While some people may think that bruschetta is ‘just tomatoes on toast,’ that is doing it down. If bruschetta is done right, with the right ingredients, and the right kind of heat source, then the whole thing is elevated to the level where is belongs, and explains why it remains a popular Italian classic.
Bruschetta con pomodoro
- 2 fresh, ripe tomatoes
- 4 slices of ciabatta
- 2 garlic cloves, peeled and halved
- Olive oil
- 4 basil leaves
Quarter, core, de-seed and evenly dice the tomatoes. Sprinkle them with salt in a bowl and leave them for 15 mins to extract some of their fluid.
Wipe the bread with the exposed garlic flesh, brush evenly with olive oil and fry in a very hot riddle pan or on a hot gas barbecue.
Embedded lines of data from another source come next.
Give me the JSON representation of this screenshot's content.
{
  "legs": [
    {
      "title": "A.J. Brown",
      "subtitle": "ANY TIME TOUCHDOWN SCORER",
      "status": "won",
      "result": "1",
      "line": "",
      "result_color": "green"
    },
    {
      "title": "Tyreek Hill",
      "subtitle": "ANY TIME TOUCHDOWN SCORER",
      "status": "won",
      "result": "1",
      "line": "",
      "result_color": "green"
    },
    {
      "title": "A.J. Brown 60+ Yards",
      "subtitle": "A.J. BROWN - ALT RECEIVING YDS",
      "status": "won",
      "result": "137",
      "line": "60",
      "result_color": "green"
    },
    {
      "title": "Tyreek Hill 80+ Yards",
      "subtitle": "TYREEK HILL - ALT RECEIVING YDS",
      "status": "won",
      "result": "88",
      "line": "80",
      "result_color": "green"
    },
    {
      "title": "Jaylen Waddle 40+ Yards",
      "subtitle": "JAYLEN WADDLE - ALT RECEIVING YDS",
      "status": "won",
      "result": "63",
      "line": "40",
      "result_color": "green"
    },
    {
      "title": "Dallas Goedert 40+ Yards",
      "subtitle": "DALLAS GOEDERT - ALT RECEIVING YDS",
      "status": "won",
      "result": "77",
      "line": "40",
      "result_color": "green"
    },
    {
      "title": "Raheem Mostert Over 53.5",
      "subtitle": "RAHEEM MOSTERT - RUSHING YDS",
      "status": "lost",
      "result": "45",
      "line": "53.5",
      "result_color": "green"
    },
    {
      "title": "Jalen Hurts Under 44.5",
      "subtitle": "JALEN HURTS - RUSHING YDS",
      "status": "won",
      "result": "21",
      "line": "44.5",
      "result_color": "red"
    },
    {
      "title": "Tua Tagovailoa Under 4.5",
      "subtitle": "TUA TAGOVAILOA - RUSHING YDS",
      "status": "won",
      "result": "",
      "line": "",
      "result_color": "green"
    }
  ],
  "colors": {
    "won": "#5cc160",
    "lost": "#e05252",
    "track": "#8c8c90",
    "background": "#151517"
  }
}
Once set on the grill, do not move them so that the nice charred lines form properly. Turn and do the other side.
Spoon the tomatoes on the toasted bread, and add a basil leaf.
Drizzle with a small amount of olive oil and serve.
Adding some roasted, chopped chilli to this would add a kick. Flavoured oils (e.g. steeped with thyme and bay) make a big difference in a dish this simple.